The Kremlin said Sunday that when dealing with the North, Russia is "acting in its home region" unlike the U.S. that "goes beyond its home region," according to Russia's Rossiya-1 television channel.
The remarks are in line with Moscow's apparent desire to reassert leverage over the peninsula and avoid being alienated in the Korea peace efforts where Washington and Beijing have been playing significant roles.
"For us, North Korea is a neighboring country. We have a common border and when we deal with North Korea we are acting in our home region," Russia's presidential press secretary Dmitry Peskov told Rossiya-1.
"When the Americans deal with North Korea, they are acting in our region, not theirs."
Russia's apparent willingness to remain a key player in geopolitics over the peninsula has stoked concerns that the Korea peace process could get complicated with multiple parties likely to vie to maximize their respective interests in the process.
In the interview with Fox News, Bolton also said Trump is still open to a third summit with Kim.
"(Trump) feels pretty strongly about it. He said repeatedly he thinks he has a good relationship with Kim Jong-un," Bolton said.
The second Trump-Kim summit in Vietnam broke down because the U.S. wanted a "big deal" under which the North would dismantle all of its weapons of mass destruction programs in exchange for sanctions relief, while Pyongyang sought a step-by-step approach.
Asked if the North's position is any more attractive to Trump now, Bolton was skeptical.
"I think if you look at the past policies, the answer to that is no," he said. "The past policies that have tried a step-by-step approach have all failed. Kim or his father have gotten economic relief and then somehow have never gotten around to that commitment to denuclearize they've now made five times expressly in the past 25 years."

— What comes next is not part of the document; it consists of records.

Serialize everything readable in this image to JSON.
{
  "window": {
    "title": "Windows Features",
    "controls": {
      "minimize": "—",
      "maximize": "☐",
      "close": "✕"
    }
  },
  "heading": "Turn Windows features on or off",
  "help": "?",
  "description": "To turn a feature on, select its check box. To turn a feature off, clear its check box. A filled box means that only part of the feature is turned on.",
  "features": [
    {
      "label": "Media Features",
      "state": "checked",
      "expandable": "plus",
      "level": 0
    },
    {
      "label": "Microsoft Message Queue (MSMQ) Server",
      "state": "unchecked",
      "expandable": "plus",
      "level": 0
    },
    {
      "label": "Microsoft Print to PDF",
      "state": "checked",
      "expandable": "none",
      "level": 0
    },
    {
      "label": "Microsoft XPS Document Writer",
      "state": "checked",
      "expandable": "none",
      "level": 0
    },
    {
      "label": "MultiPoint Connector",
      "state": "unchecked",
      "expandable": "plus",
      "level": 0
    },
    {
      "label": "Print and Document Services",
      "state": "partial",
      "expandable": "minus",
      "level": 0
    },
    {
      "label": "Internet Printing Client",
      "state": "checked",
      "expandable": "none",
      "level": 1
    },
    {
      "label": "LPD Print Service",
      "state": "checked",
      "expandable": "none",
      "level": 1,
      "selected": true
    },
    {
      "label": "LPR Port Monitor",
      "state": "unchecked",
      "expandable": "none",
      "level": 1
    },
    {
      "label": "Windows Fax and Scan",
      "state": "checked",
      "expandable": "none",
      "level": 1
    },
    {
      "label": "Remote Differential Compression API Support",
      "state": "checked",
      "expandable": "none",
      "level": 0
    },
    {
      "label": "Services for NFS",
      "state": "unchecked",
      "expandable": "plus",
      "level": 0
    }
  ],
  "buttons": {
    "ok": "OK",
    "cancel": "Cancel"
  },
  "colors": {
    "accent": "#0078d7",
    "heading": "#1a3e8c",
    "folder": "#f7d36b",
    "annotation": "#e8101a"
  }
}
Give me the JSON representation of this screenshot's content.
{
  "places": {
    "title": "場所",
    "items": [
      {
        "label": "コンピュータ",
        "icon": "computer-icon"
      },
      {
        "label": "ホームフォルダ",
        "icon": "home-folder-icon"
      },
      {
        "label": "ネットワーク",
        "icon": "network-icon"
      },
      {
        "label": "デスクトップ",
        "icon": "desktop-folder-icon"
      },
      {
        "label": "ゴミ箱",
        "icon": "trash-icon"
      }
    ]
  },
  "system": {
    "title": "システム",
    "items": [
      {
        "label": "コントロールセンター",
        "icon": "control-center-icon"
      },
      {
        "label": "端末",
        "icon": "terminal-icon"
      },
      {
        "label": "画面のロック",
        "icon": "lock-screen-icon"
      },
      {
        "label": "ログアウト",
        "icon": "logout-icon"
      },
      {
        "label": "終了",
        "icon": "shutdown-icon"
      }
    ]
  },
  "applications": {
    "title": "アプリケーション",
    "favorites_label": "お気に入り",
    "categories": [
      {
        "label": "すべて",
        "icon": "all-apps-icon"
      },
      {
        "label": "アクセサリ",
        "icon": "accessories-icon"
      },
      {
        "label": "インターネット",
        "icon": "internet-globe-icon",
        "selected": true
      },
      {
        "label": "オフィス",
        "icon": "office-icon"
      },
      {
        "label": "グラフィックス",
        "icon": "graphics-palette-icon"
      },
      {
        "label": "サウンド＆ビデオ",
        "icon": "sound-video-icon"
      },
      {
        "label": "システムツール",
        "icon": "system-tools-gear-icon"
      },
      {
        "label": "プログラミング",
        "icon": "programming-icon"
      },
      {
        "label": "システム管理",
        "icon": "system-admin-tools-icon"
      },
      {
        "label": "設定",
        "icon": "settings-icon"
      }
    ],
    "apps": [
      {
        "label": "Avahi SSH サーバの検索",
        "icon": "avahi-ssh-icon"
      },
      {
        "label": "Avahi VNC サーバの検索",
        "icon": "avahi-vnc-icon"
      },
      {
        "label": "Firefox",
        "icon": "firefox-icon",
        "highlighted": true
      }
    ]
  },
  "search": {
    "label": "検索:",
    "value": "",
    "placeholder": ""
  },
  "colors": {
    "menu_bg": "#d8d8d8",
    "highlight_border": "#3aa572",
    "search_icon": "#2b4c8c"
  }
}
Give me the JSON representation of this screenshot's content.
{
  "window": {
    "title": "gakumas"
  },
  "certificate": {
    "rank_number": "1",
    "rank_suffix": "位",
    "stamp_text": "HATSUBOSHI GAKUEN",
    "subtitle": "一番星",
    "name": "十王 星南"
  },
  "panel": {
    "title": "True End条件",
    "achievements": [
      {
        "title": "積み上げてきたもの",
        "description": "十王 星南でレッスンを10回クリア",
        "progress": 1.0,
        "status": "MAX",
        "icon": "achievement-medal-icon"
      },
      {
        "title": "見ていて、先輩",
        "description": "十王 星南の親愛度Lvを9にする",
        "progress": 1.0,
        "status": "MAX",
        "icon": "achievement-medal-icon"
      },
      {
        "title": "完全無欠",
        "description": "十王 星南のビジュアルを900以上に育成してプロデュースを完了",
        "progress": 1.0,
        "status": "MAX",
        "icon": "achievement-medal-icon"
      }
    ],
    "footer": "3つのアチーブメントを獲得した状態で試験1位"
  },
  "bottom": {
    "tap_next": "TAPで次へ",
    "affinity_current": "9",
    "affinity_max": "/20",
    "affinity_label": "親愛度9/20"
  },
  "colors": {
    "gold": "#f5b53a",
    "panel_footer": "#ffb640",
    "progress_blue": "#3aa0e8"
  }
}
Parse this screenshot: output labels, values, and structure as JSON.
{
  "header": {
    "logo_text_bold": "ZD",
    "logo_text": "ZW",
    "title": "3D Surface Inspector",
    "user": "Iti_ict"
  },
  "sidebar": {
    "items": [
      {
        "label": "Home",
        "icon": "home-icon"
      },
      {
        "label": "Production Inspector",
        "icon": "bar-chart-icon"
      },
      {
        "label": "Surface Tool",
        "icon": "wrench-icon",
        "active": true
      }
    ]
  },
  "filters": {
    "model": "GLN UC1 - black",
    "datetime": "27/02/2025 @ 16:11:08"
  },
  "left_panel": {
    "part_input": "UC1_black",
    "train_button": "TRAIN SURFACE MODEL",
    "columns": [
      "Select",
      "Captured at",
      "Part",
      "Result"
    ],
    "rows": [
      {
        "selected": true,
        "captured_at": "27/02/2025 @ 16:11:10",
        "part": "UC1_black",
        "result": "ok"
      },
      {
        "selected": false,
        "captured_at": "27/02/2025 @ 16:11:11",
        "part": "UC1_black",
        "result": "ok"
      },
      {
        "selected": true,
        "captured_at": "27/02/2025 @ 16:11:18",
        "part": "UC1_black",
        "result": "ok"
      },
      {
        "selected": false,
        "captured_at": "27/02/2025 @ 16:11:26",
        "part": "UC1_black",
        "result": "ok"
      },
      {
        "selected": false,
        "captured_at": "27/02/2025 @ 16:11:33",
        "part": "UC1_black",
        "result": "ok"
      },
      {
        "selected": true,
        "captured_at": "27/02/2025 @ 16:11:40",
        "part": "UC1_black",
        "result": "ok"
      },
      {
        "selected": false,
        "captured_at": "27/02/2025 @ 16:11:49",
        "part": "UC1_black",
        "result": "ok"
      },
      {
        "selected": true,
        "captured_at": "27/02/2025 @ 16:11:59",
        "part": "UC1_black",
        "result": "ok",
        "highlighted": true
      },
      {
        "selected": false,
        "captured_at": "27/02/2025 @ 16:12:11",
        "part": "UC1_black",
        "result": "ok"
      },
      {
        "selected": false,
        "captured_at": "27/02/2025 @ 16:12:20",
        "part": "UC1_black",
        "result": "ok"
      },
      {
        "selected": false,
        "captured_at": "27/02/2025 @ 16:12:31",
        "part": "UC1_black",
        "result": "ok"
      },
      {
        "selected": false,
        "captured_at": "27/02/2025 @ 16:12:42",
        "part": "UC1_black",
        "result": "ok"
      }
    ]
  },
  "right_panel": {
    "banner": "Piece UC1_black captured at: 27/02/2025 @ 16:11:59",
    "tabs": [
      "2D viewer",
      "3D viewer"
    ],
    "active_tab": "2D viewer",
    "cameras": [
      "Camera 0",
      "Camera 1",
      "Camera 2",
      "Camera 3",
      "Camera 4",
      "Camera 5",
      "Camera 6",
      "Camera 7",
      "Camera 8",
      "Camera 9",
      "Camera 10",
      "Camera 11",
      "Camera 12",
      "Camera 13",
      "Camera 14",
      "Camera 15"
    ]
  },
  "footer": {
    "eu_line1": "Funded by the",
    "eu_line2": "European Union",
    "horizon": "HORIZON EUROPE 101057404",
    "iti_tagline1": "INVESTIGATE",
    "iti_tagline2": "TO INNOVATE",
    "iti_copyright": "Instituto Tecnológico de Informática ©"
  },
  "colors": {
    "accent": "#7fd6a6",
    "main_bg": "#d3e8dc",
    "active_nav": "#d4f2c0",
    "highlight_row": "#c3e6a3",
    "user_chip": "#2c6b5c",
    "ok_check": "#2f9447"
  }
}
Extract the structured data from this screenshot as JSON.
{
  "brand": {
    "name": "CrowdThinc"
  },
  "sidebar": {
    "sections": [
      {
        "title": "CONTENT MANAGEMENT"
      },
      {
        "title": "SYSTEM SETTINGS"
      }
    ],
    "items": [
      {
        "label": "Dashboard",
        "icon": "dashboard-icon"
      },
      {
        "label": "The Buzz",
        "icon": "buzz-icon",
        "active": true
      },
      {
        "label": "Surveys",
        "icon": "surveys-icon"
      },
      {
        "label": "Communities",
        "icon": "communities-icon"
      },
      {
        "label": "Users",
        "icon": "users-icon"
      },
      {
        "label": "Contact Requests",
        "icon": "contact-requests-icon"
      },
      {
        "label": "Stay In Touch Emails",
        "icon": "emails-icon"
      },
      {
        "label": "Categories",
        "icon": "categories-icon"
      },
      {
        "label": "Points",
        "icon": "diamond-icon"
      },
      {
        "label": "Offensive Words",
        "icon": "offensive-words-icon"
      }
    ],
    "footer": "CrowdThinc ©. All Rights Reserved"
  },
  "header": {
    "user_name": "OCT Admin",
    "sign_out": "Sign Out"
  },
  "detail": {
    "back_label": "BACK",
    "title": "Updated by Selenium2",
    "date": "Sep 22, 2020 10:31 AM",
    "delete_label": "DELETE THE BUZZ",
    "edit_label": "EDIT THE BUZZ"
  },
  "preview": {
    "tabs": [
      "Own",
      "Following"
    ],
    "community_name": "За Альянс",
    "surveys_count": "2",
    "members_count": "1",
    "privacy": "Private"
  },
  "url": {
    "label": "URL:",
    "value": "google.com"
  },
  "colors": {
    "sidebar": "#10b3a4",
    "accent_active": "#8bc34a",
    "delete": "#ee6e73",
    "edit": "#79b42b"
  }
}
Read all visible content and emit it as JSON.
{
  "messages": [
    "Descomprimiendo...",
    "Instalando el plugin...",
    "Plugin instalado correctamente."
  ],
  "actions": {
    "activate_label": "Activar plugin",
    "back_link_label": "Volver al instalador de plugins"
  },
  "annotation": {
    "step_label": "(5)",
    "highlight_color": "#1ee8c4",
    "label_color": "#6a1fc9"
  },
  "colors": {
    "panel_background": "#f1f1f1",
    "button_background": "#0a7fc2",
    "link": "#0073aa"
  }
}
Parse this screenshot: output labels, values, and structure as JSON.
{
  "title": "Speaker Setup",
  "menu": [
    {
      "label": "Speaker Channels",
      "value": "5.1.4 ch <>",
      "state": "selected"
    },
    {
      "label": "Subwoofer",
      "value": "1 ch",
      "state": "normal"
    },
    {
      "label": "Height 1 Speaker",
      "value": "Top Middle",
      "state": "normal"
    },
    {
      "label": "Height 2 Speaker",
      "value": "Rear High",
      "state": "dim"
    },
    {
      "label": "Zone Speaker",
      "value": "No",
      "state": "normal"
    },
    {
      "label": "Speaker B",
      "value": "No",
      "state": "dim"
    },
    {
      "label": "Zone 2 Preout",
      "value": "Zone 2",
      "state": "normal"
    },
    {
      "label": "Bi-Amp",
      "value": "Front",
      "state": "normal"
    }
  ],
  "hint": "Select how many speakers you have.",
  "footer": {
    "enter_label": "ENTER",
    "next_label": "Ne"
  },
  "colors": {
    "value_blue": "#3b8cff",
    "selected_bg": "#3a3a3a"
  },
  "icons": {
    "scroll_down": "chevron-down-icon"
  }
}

The adviser was also asked whether Putin is being helpful in the process.
"Well, I think both Russia and China could tighten up their enforcement of the sanctions," Bolton replied. "I think they've been pretty good about it in recent months, but I think they could always tighten up. That would help keep the pressure on North Korea, which, after all, is what brought them to negotiate with President Trump to begin with."
He added that Putin probably wants to establish rail links from Russia to South Korea via the North.
Bolton denied that the U.S. paid any money to North Korea to secure the release of American college student Otto Warmbier in 2017.
The Washington Post reported last week that the North Koreans had asked a U.S. envoy to sign a pledge agreeing to the payment of US$2 million for the care of Warmbier, who fell into a coma shortly after he was detained in Pyongyang in early 2016 and spent the next year and a half hospitalized there.
Trump has denied that any payment was made to the North.
"Absolutely not, and I think that's the key point," Bolton said when asked if the U.S. paid the North. "The president has been very successful in getting 20-plus hostages released from imprisonment around the world and hasn't paid anything for any of them."
He did acknowledge that it was his understanding that the North Koreans demanded payment and that the U.S. signed a relevant pledge.
Warmbier died several days after he was released and flown back to the U.S. in June 2017.